White Ring first cropped onto my radar, seconded by their association with Salem, as being regarded co-founders of the ‘most groundbreaking and revolutionary musical movement to take the world by storm in decades’: ‘Witch-House’. This does not exist. It is not a ‘thing’. It is just another utterly ludicrous sub-genre created by PRs to create a bit of a buzz and inevitably create a scene surrounding it. ‘Cold/Dark/Chill/Synth-Wave’ have also been used to classify White Ring’s sound. I stand by my statement.

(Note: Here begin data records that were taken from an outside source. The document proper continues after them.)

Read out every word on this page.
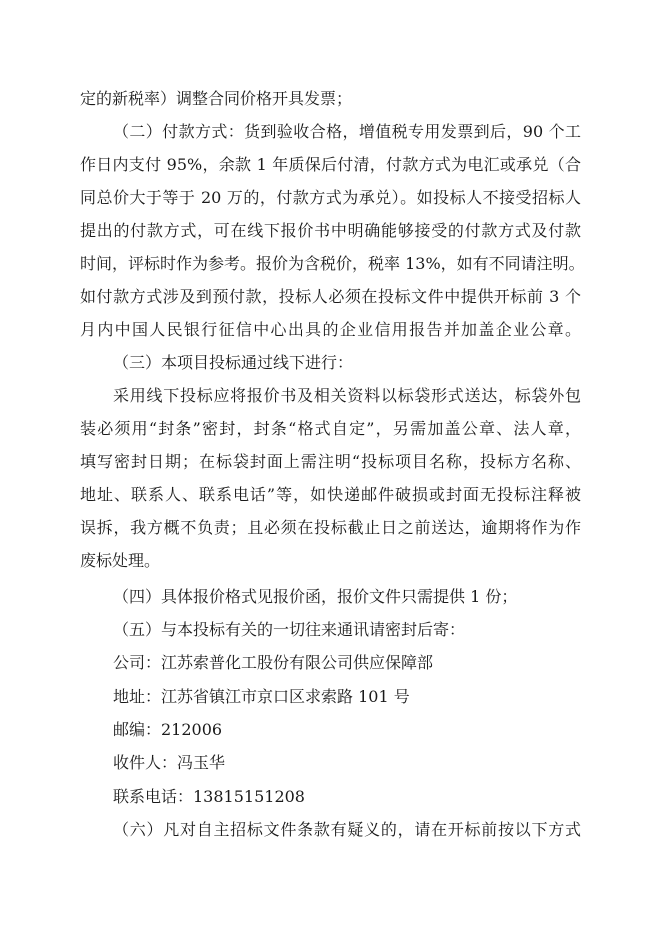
定的新税率）调整合同价格开具发票；
（二）付款方式：货到验收合格，增值税专用发票到后，90 个工
作日内支付 95%，余款 1 年质保后付清，付款方式为电汇或承兑（合
同总价大于等于 20 万的，付款方式为承兑）。如投标人不接受招标人
提出的付款方式，可在线下报价书中明确能够接受的付款方式及付款
时间，评标时作为参考。报价为含税价，税率 13%，如有不同请注明。
如付款方式涉及到预付款，投标人必须在投标文件中提供开标前 3 个
月内中国人民银行征信中心出具的企业信用报告并加盖企业公章。
（三）本项目投标通过线下进行：
采用线下投标应将报价书及相关资料以标袋形式送达，标袋外包
装必须用“封条”密封，封条“格式自定”，另需加盖公章、法人章，
填写密封日期；在标袋封面上需注明“投标项目名称，投标方名称、
地址、联系人、联系电话”等，如快递邮件破损或封面无投标注释被
误拆，我方概不负责；且必须在投标截止日之前送达，逾期将作为作
废标处理。
（四）具体报价格式见报价函，报价文件只需提供 1 份；
（五）与本投标有关的一切往来通讯请密封后寄：
公司：江苏索普化工股份有限公司供应保障部
地址：江苏省镇江市京口区求索路 101 号
邮编：212006
收件人：冯玉华
联系电话：13815151208
（六）凡对自主招标文件条款有疑义的，请在开标前按以下方式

Ridiculous genres aside, the music can be poetically described as terrifyingly dark throughout. They use deliberately quantised, overly produced hip-hop beats, but at a slow ‘lean-back’ tempo, which shares a similar head-bobbing motion possessed by early dubstep. Thick, gothic synthesisers are layered over the top with creepy female vocals reciting inaudible lyrics. I don’t have a clue what she is singing, but it chills me to the bone...and I like it.

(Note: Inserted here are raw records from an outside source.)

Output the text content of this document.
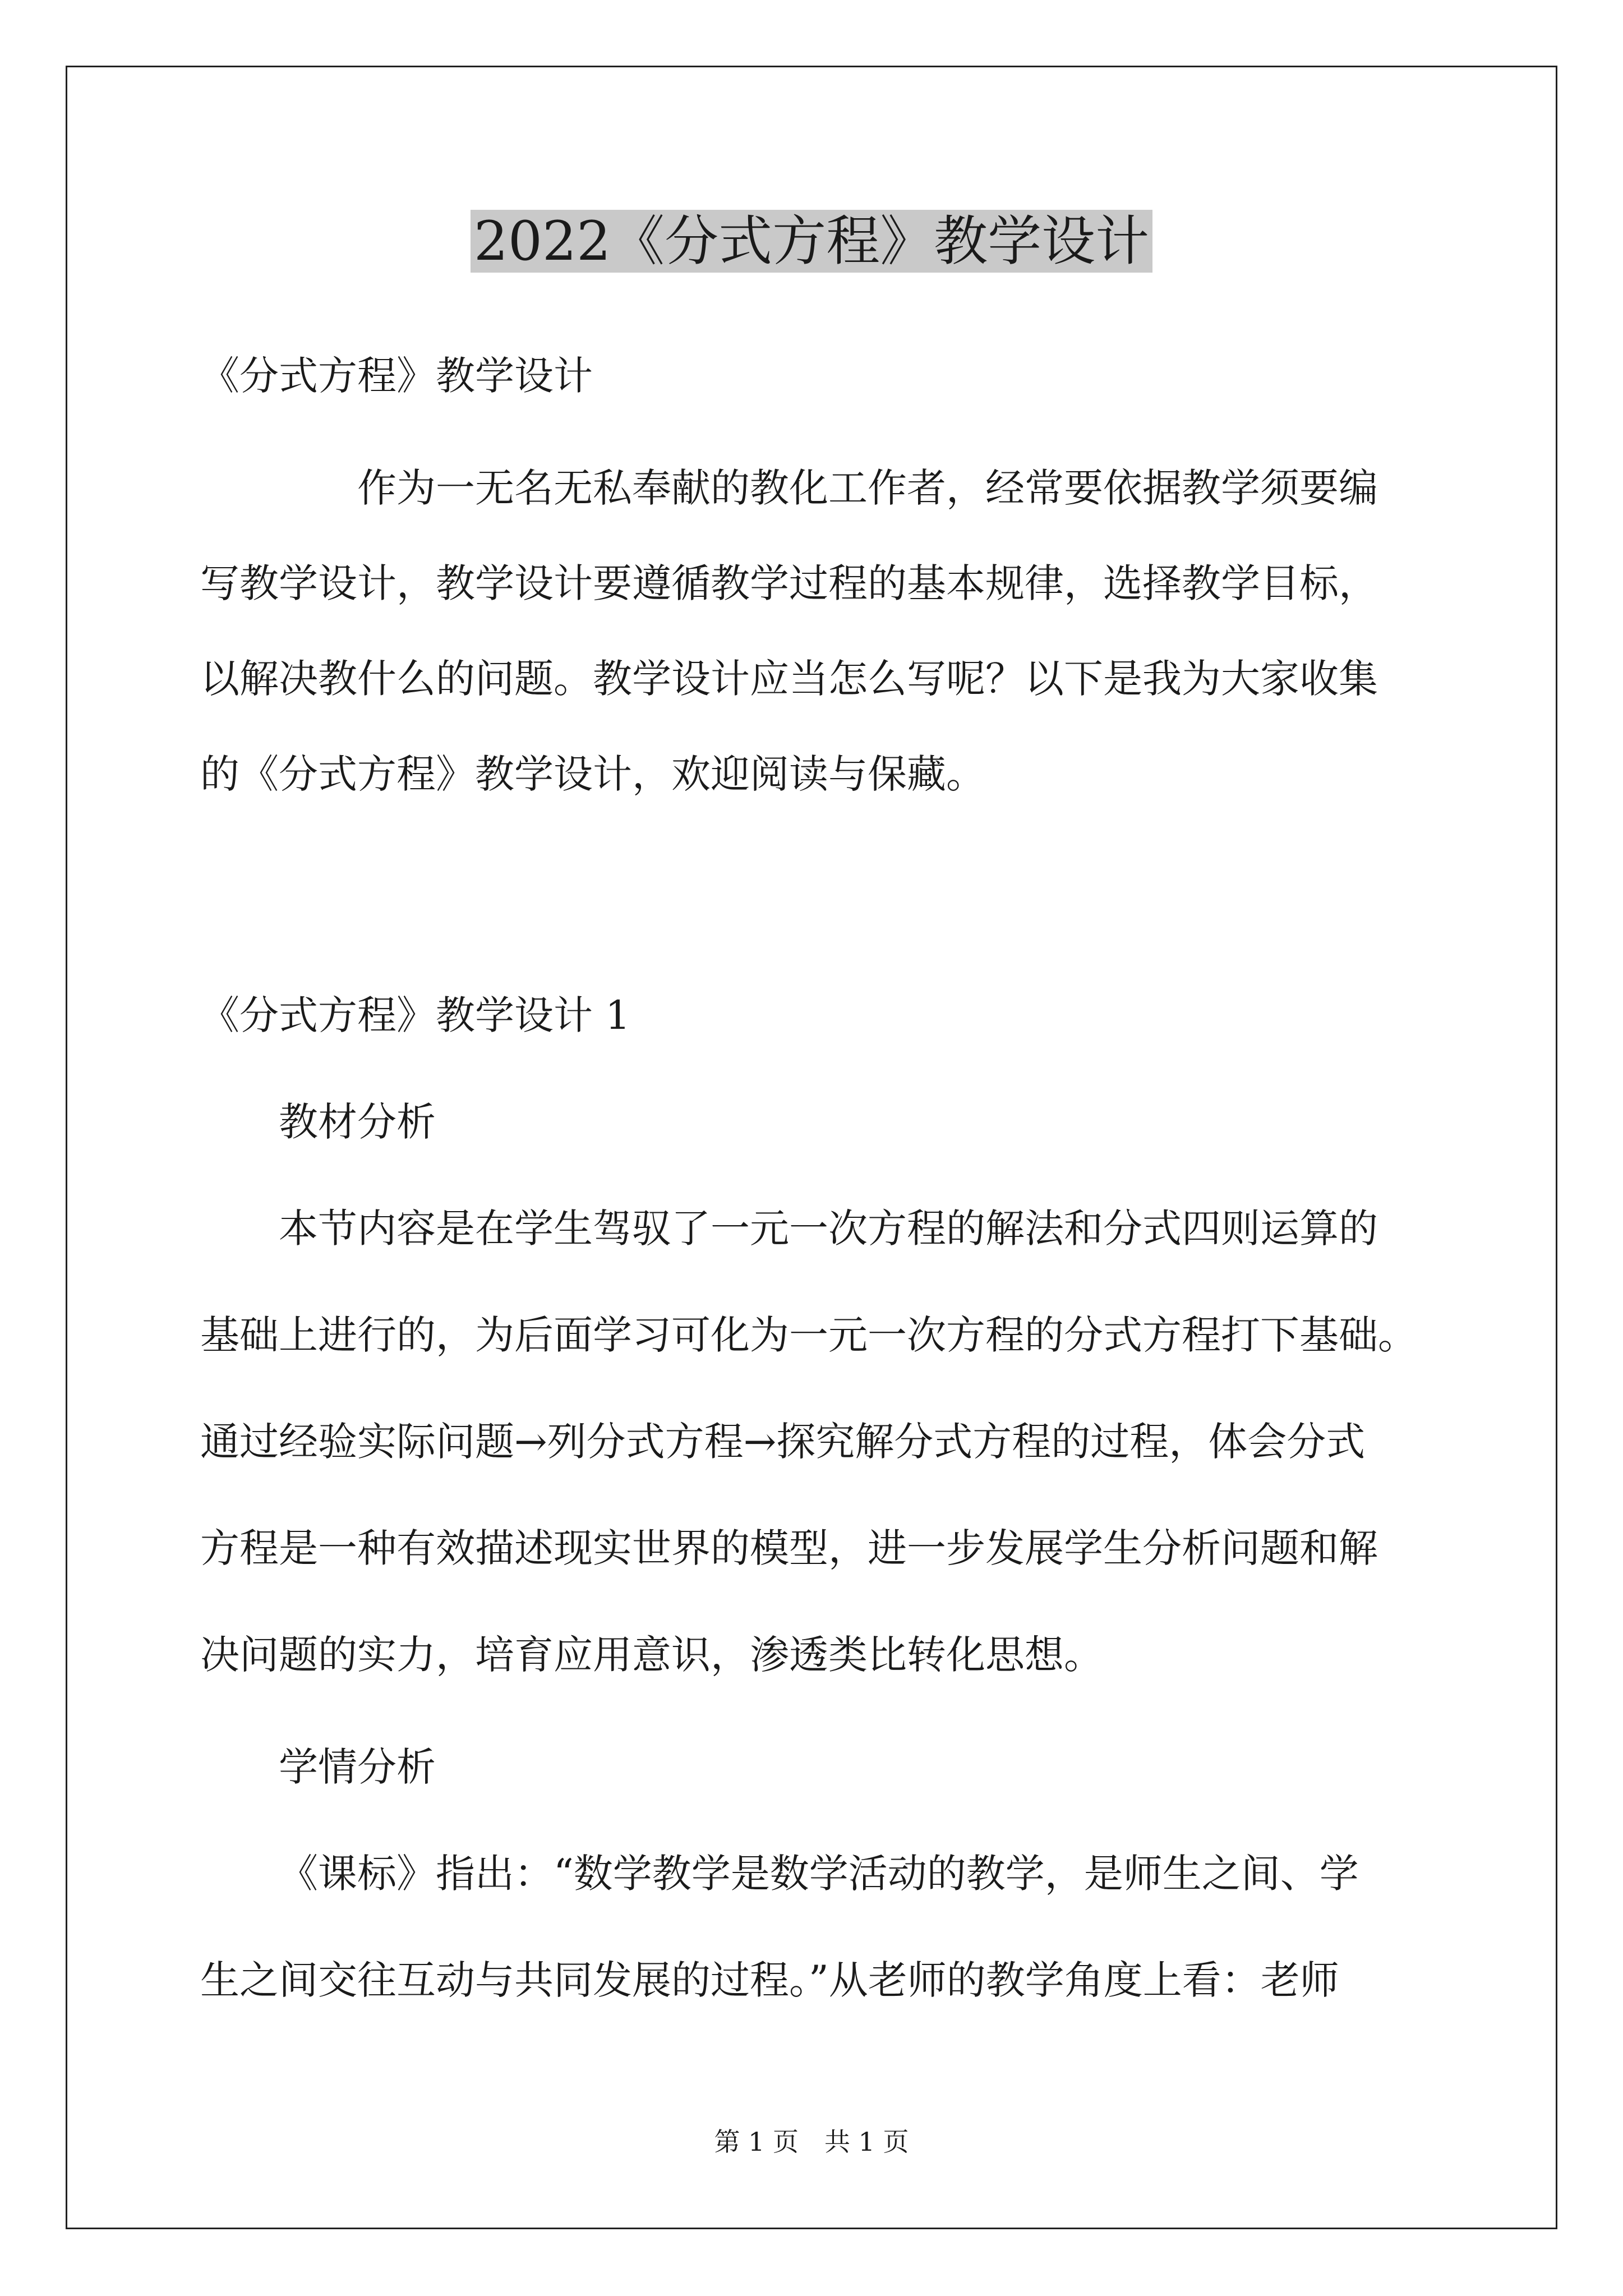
2022《分式方程》教学设计

《分式方程》教学设计

作为一无名无私奉献的教化工作者，经常要依据教学须要编
写教学设计，教学设计要遵循教学过程的基本规律，选择教学目标，
以解决教什么的问题。教学设计应当怎么写呢？以下是我为大家收集
的《分式方程》教学设计，欢迎阅读与保藏。

《分式方程》教学设计 1

教材分析

本节内容是在学生驾驭了一元一次方程的解法和分式四则运算的
基础上进行的，为后面学习可化为一元一次方程的分式方程打下基础。
通过经验实际问题→列分式方程→探究解分式方程的过程，体会分式
方程是一种有效描述现实世界的模型，进一步发展学生分析问题和解
决问题的实力，培育应用意识，渗透类比转化思想。

学情分析

《课标》指出：“数学教学是数学活动的教学，是师生之间、学
生之间交往互动与共同发展的过程。”从老师的教学角度上看：老师
第 1 页　共 1 页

I think it is fair to say that the album is ‘samey’, but that it certainly the intentional artistic direction amongst its creation. You put it on for the sole purpose of “zoning out to some White Ring” (which is probably with some friends in a living room at 5am after a night of debauchery). However, every now and again they do catch you off guard with some unsuspecting flair. For example, ‘Hand 2 Hold U Down’ executes a rolling ‘Blue-Monday’-esque bass drum after luring you into the slow sway of the introductory rhythm.

My personal highlight of the album comes from, ‘Roses’. The pulse goes double time in the ‘chorus’ (if it is even possible to depict conventional sections to this music!) and evokes an element of energy, which did not feature previously up until this point. In addition to the screaming distorted vocals, I can draw an obvious sonic correlation to Crystal Castles, yet exclusively to this section of this individual song.

‘We Rot’ concludes the album and it does so on a very eerie tone that I would sooner like to forget I had ever experienced – through sheer fright rather than distaste. The simplest way to describe this is that it sounds like someone is being violently murdered by strangulation. Then there is a tense ‘Paranormal Activity’ style voice over crackling white noise. Petrifying. I listened to it on my own in a cold, dimly lit room. Not advisable. Not at all.

The overall sound of the album is innovative and, aside from Salem, it is difficult to relate and draw comparisons to other bands or genres, yet I still refuse to admit that ‘Witch-House’ is a ‘thing’. I’m not apologising either. Nevertheless, whatever the heck White Ring is, I am an admirer of it.